Bölgedeki Sovyet varlığı ABD’nin de devreye girmesine sebep oldu. ABD Pakistan üzerinden üç milyarlık eğit-donat programıyla cihatçı örgütleri Sovyetlere karşı destekledi. Pakistan’ın Pan-İslamcı lideri Ziya-ül Hak nüfuz alanını Afganistan, Özbekistan, Tacikistan ve hatta İran’ı kapsayacak şekilde genişletme hayalleri kurarken, Taliban militanlarına sınır kapılarını açtı. Üç milyona yakın Afgan mülteciyi almasıyla, Pakistan’ı mücahit yetiştirme yurduna döndürdü.
Sonuç olarak, Ziya-ül Hak’ın hayalleri kursağında kaldı. Taliban’ı kontrol edeceğim derken özellikle 11 Eylül 2001 İkiz Kuleler saldırısından sonra hızla onun hedefi haline döndü. Pakistan’da artık her gün bombalar patlıyordu. Terör hücreleri kontrol edilemez haldeydi. Siyasi suikastlar gerçekleşiyordu. Ülke demokratik zemininden kaymış, tek önceliği terör haline gelmişti. Ve bugün geldiğimiz noktada o günün komutanlarının Türkiye’ye tek mesajı vardı; “Bizim yaptığımız hataları siz yapmayın”.

Türkiye Pakistan olur mu?

Gelelim Türkiye’ye… Tarih 21 Ağustos 2012, Dışişleri Bakanı Ahmet Davutoğlu Suriye’den gelen mültecilerin sayısının 65.000’i bulması üzerine, 100.000 rakamına ulaşılması halinde Suriye sınırları içinde güvenlikli bölge oluşumunun söz konusu olacağını belirtmişti.

Bugün tarih Ocak 2017. Türkiye’deki Suriyeli göçmen sayısı 3 milyon 500 bini aşmış durumda. Ve bu göçmenlerin ancak %10’u kamplarda kalıyor. Bu göç esnasında radikal dinci terör örgütü unsurlarının da ülkeye giriş yaptığına dair ciddi göstergeler var.

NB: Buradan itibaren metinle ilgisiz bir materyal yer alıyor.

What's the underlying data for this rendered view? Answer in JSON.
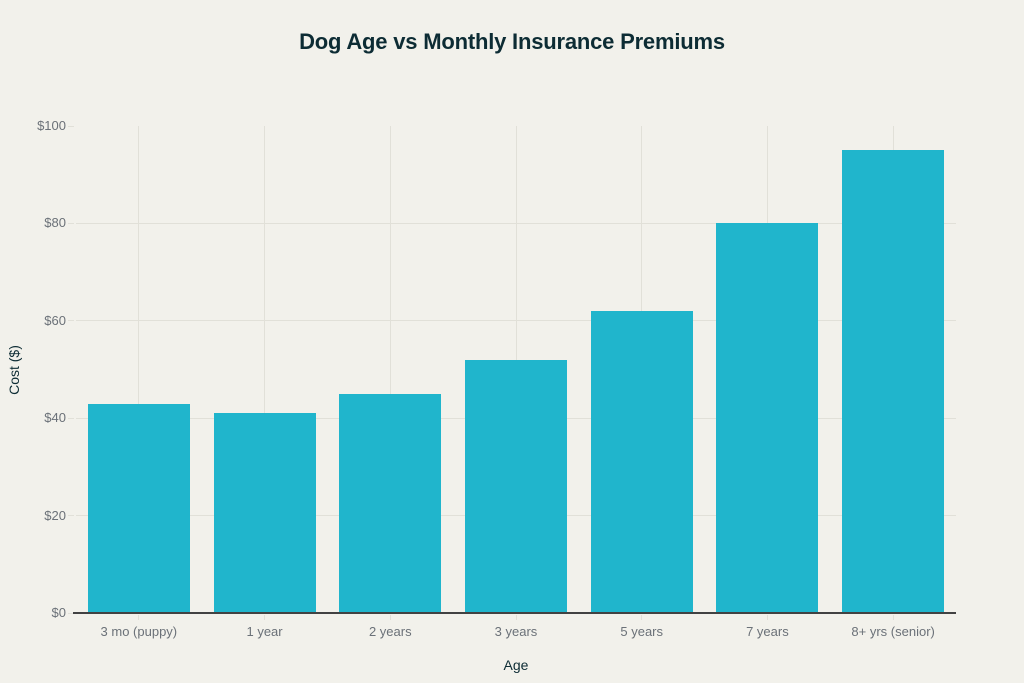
{
  "chart_data": {
    "type": "bar",
    "title": "Dog Age vs Monthly Insurance Premiums",
    "xlabel": "Age",
    "ylabel": "Cost ($)",
    "categories": [
      "3 mo (puppy)",
      "1 year",
      "2 years",
      "3 years",
      "5 years",
      "7 years",
      "8+ yrs (senior)"
    ],
    "values": [
      43,
      41,
      45,
      52,
      62,
      80,
      95
    ],
    "ylim": [
      0,
      100
    ],
    "ytick_values": [
      0,
      20,
      40,
      60,
      80,
      100
    ],
    "ytick_labels": [
      "$0",
      "$20",
      "$40",
      "$60",
      "$80",
      "$100"
    ],
    "grid": true,
    "legend": "none",
    "colors": {
      "background": "#F2F1EB",
      "bar": "#20B5CC",
      "gridline": "#E1E0D8",
      "axis_line": "#424242",
      "tick_label": "#6B7178",
      "title_text": "#0D2C34"
    }
  }
}
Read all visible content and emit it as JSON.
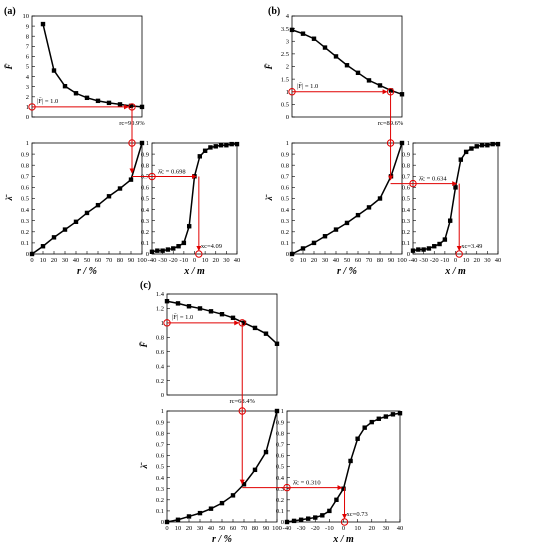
{
  "panel_labels": [
    "(a)",
    "(b)",
    "(c)"
  ],
  "colors": {
    "series": "#000000",
    "guide": "#e00000"
  },
  "chart_data": [
    {
      "id": "a-top",
      "type": "line",
      "x": [
        10,
        20,
        30,
        40,
        50,
        60,
        70,
        80,
        90,
        100
      ],
      "values": [
        9.2,
        4.6,
        3.05,
        2.35,
        1.9,
        1.6,
        1.4,
        1.25,
        1.1,
        1.0
      ],
      "xlim": [
        0,
        100
      ],
      "ylim": [
        0,
        10
      ],
      "yticks": [
        "0",
        "1",
        "2",
        "3",
        "4",
        "5",
        "6",
        "7",
        "8",
        "9",
        "10"
      ],
      "ylabel": "F̄",
      "annotations": [
        "|F̄| = 1.0",
        "rc=90.9%"
      ],
      "guide": {
        "y": 1.0,
        "x": 90.9
      }
    },
    {
      "id": "a-mid",
      "type": "line",
      "x": [
        0,
        10,
        20,
        30,
        40,
        50,
        60,
        70,
        80,
        90,
        100
      ],
      "values": [
        0.0,
        0.07,
        0.15,
        0.22,
        0.29,
        0.37,
        0.44,
        0.52,
        0.59,
        0.67,
        1.0
      ],
      "xlim": [
        0,
        100
      ],
      "ylim": [
        0,
        1
      ],
      "xticks": [
        "0",
        "10",
        "20",
        "30",
        "40",
        "50",
        "60",
        "70",
        "80",
        "90",
        "100"
      ],
      "yticks": [
        "0",
        "0.1",
        "0.2",
        "0.3",
        "0.4",
        "0.5",
        "0.6",
        "0.7",
        "0.8",
        "0.9",
        "1"
      ],
      "xlabel": "r / %",
      "ylabel": "λ̄",
      "guide": {
        "x": 90.9,
        "y": 0.698
      }
    },
    {
      "id": "a-right",
      "type": "line",
      "x": [
        -40,
        -35,
        -30,
        -25,
        -20,
        -15,
        -10,
        -5,
        0,
        5,
        10,
        15,
        20,
        25,
        30,
        35,
        40
      ],
      "values": [
        0.02,
        0.03,
        0.03,
        0.04,
        0.05,
        0.07,
        0.1,
        0.25,
        0.7,
        0.88,
        0.93,
        0.96,
        0.97,
        0.98,
        0.98,
        0.99,
        0.99
      ],
      "xlim": [
        -40,
        40
      ],
      "ylim": [
        0,
        1
      ],
      "xticks": [
        "-40",
        "-30",
        "-20",
        "-10",
        "0",
        "10",
        "20",
        "30",
        "40"
      ],
      "yticks": [
        "0",
        "0.1",
        "0.2",
        "0.3",
        "0.4",
        "0.5",
        "0.6",
        "0.7",
        "0.8",
        "0.9",
        "1"
      ],
      "xlabel": "x / m",
      "annotations": [
        "λ̄c = 0.698",
        "xc=4.09"
      ],
      "guide": {
        "x": 4.09,
        "y": 0.698
      }
    },
    {
      "id": "b-top",
      "type": "line",
      "x": [
        0,
        10,
        20,
        30,
        40,
        50,
        60,
        70,
        80,
        90,
        100
      ],
      "values": [
        3.45,
        3.3,
        3.1,
        2.75,
        2.4,
        2.05,
        1.75,
        1.45,
        1.25,
        1.05,
        0.9
      ],
      "xlim": [
        0,
        100
      ],
      "ylim": [
        0,
        4
      ],
      "yticks": [
        "0",
        "0.5",
        "1",
        "1.5",
        "2",
        "2.5",
        "3",
        "3.5",
        "4"
      ],
      "ylabel": "F̄",
      "annotations": [
        "|F̄| = 1.0",
        "rc=89.6%"
      ],
      "guide": {
        "y": 1.0,
        "x": 89.6
      }
    },
    {
      "id": "b-mid",
      "type": "line",
      "x": [
        0,
        10,
        20,
        30,
        40,
        50,
        60,
        70,
        80,
        90,
        100
      ],
      "values": [
        0.0,
        0.05,
        0.1,
        0.16,
        0.22,
        0.28,
        0.35,
        0.42,
        0.5,
        0.7,
        1.0
      ],
      "xlim": [
        0,
        100
      ],
      "ylim": [
        0,
        1
      ],
      "xticks": [
        "0",
        "10",
        "20",
        "30",
        "40",
        "50",
        "60",
        "70",
        "80",
        "90",
        "100"
      ],
      "yticks": [
        "0",
        "0.1",
        "0.2",
        "0.3",
        "0.4",
        "0.5",
        "0.6",
        "0.7",
        "0.8",
        "0.9",
        "1"
      ],
      "xlabel": "r / %",
      "ylabel": "λ̄",
      "guide": {
        "x": 89.6,
        "y": 0.634
      }
    },
    {
      "id": "b-right",
      "type": "line",
      "x": [
        -40,
        -35,
        -30,
        -25,
        -20,
        -15,
        -10,
        -5,
        0,
        5,
        10,
        15,
        20,
        25,
        30,
        35,
        40
      ],
      "values": [
        0.03,
        0.04,
        0.04,
        0.05,
        0.07,
        0.09,
        0.13,
        0.3,
        0.6,
        0.85,
        0.92,
        0.95,
        0.97,
        0.98,
        0.98,
        0.99,
        0.99
      ],
      "xlim": [
        -40,
        40
      ],
      "ylim": [
        0,
        1
      ],
      "xticks": [
        "-40",
        "-30",
        "-20",
        "-10",
        "0",
        "10",
        "20",
        "30",
        "40"
      ],
      "yticks": [
        "0",
        "0.1",
        "0.2",
        "0.3",
        "0.4",
        "0.5",
        "0.6",
        "0.7",
        "0.8",
        "0.9",
        "1"
      ],
      "xlabel": "x / m",
      "annotations": [
        "λ̄c = 0.634",
        "xc=3.49"
      ],
      "guide": {
        "x": 3.49,
        "y": 0.634
      }
    },
    {
      "id": "c-top",
      "type": "line",
      "x": [
        0,
        10,
        20,
        30,
        40,
        50,
        60,
        70,
        80,
        90,
        100
      ],
      "values": [
        1.3,
        1.27,
        1.23,
        1.2,
        1.16,
        1.12,
        1.07,
        1.0,
        0.93,
        0.85,
        0.71
      ],
      "xlim": [
        0,
        100
      ],
      "ylim": [
        0,
        1.4
      ],
      "yticks": [
        "0",
        "0.2",
        "0.4",
        "0.6",
        "0.8",
        "1",
        "1.2",
        "1.4"
      ],
      "ylabel": "F̄",
      "annotations": [
        "|F̄| = 1.0",
        "rc=68.4%"
      ],
      "guide": {
        "y": 1.0,
        "x": 68.4
      }
    },
    {
      "id": "c-mid",
      "type": "line",
      "x": [
        0,
        10,
        20,
        30,
        40,
        50,
        60,
        70,
        80,
        90,
        100
      ],
      "values": [
        0.0,
        0.02,
        0.05,
        0.08,
        0.12,
        0.17,
        0.24,
        0.34,
        0.47,
        0.63,
        1.0
      ],
      "xlim": [
        0,
        100
      ],
      "ylim": [
        0,
        1
      ],
      "xticks": [
        "0",
        "10",
        "20",
        "30",
        "40",
        "50",
        "60",
        "70",
        "80",
        "90",
        "100"
      ],
      "yticks": [
        "0",
        "0.1",
        "0.2",
        "0.3",
        "0.4",
        "0.5",
        "0.6",
        "0.7",
        "0.8",
        "0.9",
        "1"
      ],
      "xlabel": "r / %",
      "ylabel": "λ̄",
      "guide": {
        "x": 68.4,
        "y": 0.31
      }
    },
    {
      "id": "c-right",
      "type": "line",
      "x": [
        -40,
        -35,
        -30,
        -25,
        -20,
        -15,
        -10,
        -5,
        0,
        5,
        10,
        15,
        20,
        25,
        30,
        35,
        40
      ],
      "values": [
        0.0,
        0.01,
        0.02,
        0.03,
        0.04,
        0.06,
        0.1,
        0.2,
        0.3,
        0.55,
        0.75,
        0.85,
        0.9,
        0.93,
        0.95,
        0.97,
        0.98
      ],
      "xlim": [
        -40,
        40
      ],
      "ylim": [
        0,
        1
      ],
      "xticks": [
        "-40",
        "-30",
        "-20",
        "-10",
        "0",
        "10",
        "20",
        "30",
        "40"
      ],
      "yticks": [
        "0",
        "0.1",
        "0.2",
        "0.3",
        "0.4",
        "0.5",
        "0.6",
        "0.7",
        "0.8",
        "0.9",
        "1"
      ],
      "xlabel": "x / m",
      "annotations": [
        "λ̄c = 0.310",
        "xc=0.73"
      ],
      "guide": {
        "x": 0.73,
        "y": 0.31
      }
    }
  ]
}
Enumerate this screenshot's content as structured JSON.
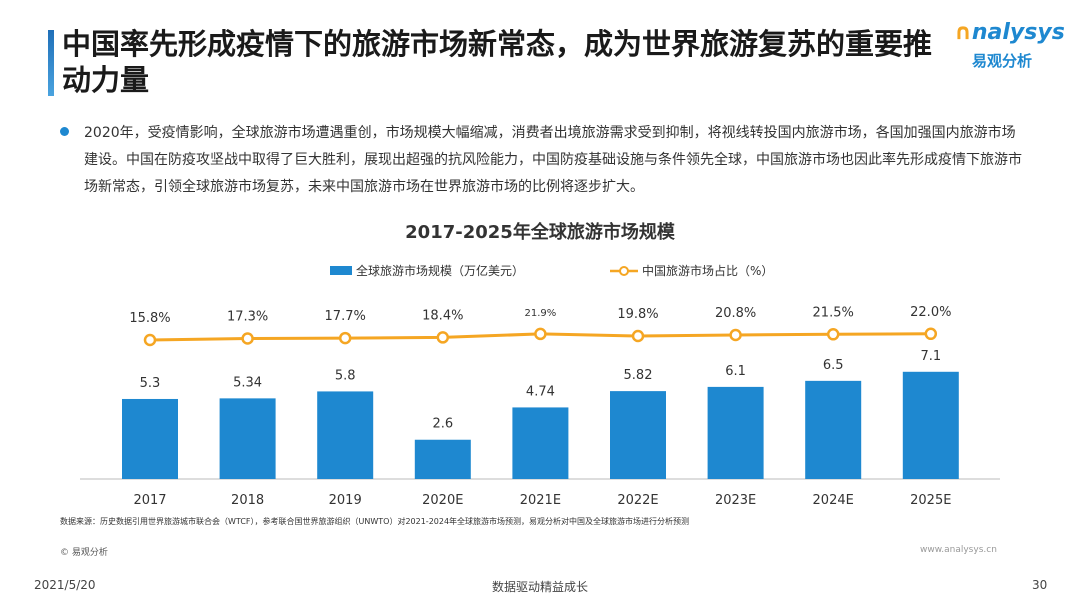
{
  "title": "中国率先形成疫情下的旅游市场新常态，成为世界旅游复苏的重要推动力量",
  "logo": {
    "en": "nalysys",
    "cn": "易观分析"
  },
  "paragraph": "2020年，受疫情影响，全球旅游市场遭遇重创，市场规模大幅缩减，消费者出境旅游需求受到抑制，将视线转投国内旅游市场，各国加强国内旅游市场建设。中国在防疫攻坚战中取得了巨大胜利，展现出超强的抗风险能力，中国防疫基础设施与条件领先全球，中国旅游市场也因此率先形成疫情下旅游市场新常态，引领全球旅游市场复苏，未来中国旅游市场在世界旅游市场的比例将逐步扩大。",
  "chart_data": {
    "type": "bar",
    "title": "2017-2025年全球旅游市场规模",
    "categories": [
      "2017",
      "2018",
      "2019",
      "2020E",
      "2021E",
      "2022E",
      "2023E",
      "2024E",
      "2025E"
    ],
    "series": [
      {
        "name": "全球旅游市场规模（万亿美元）",
        "type": "bar",
        "color": "#1e88d0",
        "values": [
          5.3,
          5.34,
          5.8,
          2.6,
          4.74,
          5.82,
          6.1,
          6.5,
          7.1
        ],
        "labels": [
          "5.3",
          "5.34",
          "5.8",
          "2.6",
          "4.74",
          "5.82",
          "6.1",
          "6.5",
          "7.1"
        ]
      },
      {
        "name": "中国旅游市场占比（%）",
        "type": "line",
        "color": "#f5a623",
        "values": [
          15.8,
          17.3,
          17.7,
          18.4,
          21.9,
          19.8,
          20.8,
          21.5,
          22.0
        ],
        "labels": [
          "15.8%",
          "17.3%",
          "17.7%",
          "18.4%",
          "21.9%",
          "19.8%",
          "20.8%",
          "21.5%",
          "22.0%"
        ]
      }
    ],
    "legend": "top-left",
    "grid": false
  },
  "source": "数据来源：历史数据引用世界旅游城市联合会（WTCF），参考联合国世界旅游组织（UNWTO）对2021-2024年全球旅游市场预测，易观分析对中国及全球旅游市场进行分析预测",
  "copyright": "© 易观分析",
  "site": "www.analysys.cn",
  "footer": {
    "date": "2021/5/20",
    "slogan": "数据驱动精益成长",
    "page": "30"
  }
}
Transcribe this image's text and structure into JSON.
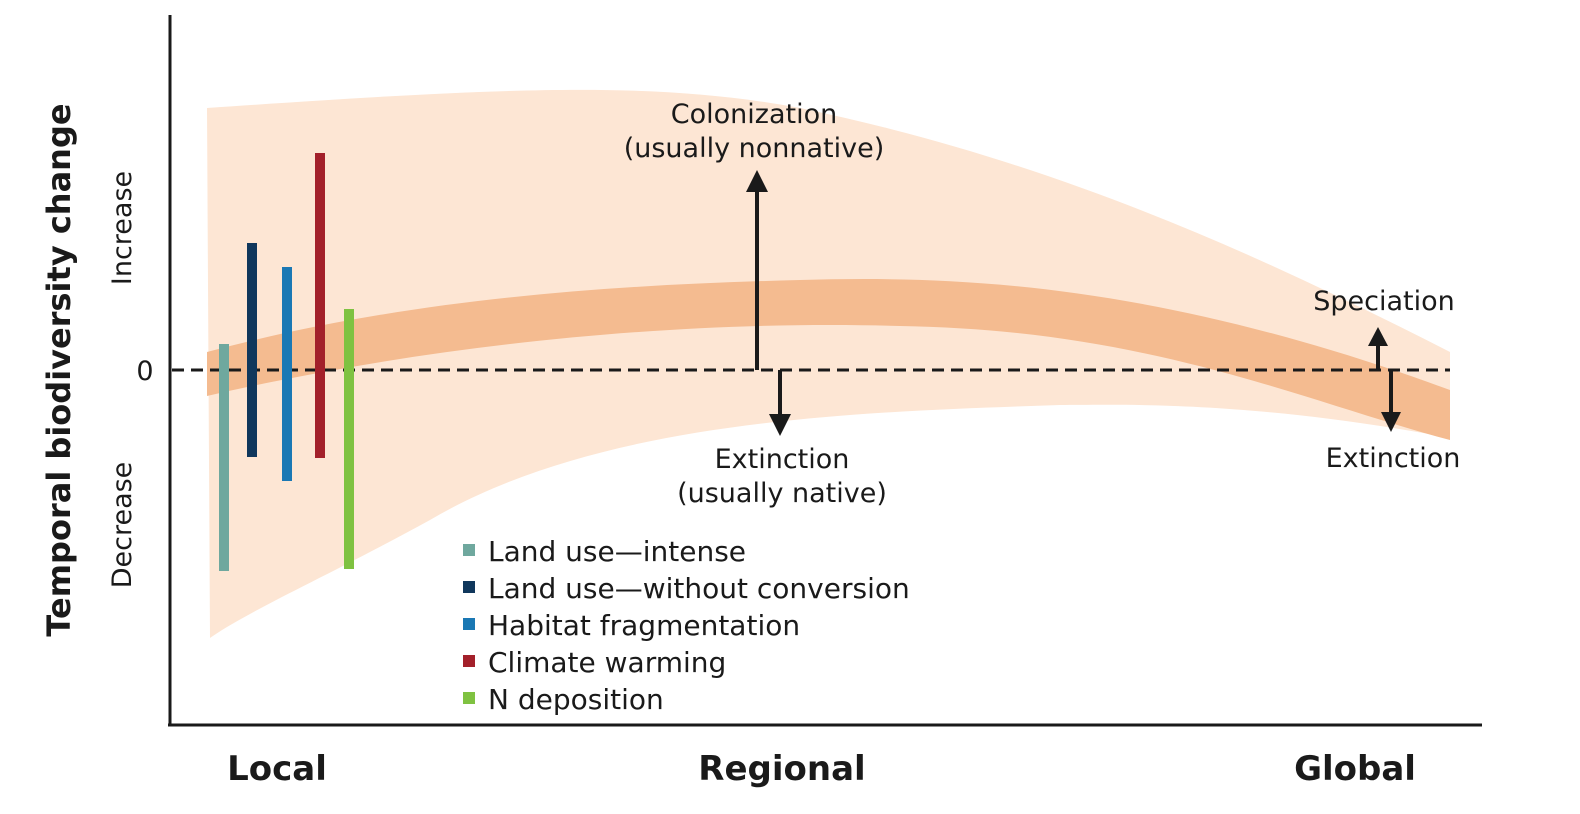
{
  "colors": {
    "envelope": "#fde6d4",
    "trend_band": "#f4bb90",
    "axis": "#1a1a1a",
    "arrow": "#1a1a1a"
  },
  "axes": {
    "y_title": "Temporal biodiversity change",
    "y_increase": "Increase",
    "y_decrease": "Decrease",
    "zero_label": "0",
    "x_categories": [
      "Local",
      "Regional",
      "Global"
    ]
  },
  "annotations": {
    "colonization_line1": "Colonization",
    "colonization_line2": "(usually nonnative)",
    "extinction_regional_line1": "Extinction",
    "extinction_regional_line2": "(usually native)",
    "speciation": "Speciation",
    "extinction_global": "Extinction"
  },
  "legend": [
    {
      "label": "Land use—intense",
      "color": "#6fa89e"
    },
    {
      "label": "Land use—without conversion",
      "color": "#10375c"
    },
    {
      "label": "Habitat fragmentation",
      "color": "#1a78b4"
    },
    {
      "label": "Climate warming",
      "color": "#a3202a"
    },
    {
      "label": "N deposition",
      "color": "#7fc241"
    }
  ]
}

IŞİD’in gerçekleştirdiği Gaziantep saldırısının iddianamesinde Türkiye’de 70 ilde hücre yapılanmalarının olduğundan bahsediliyor. “Tehlike büyük” diyebiliriz. Bu bağlamda hükümetin, Esad’sız geçiş yanlıları ve yerel muhalif unsurlarla işbirliği yaparak o bölgeden bir şekilde terör ithal edilmesine zemin hazırladığını söylemek mümkün.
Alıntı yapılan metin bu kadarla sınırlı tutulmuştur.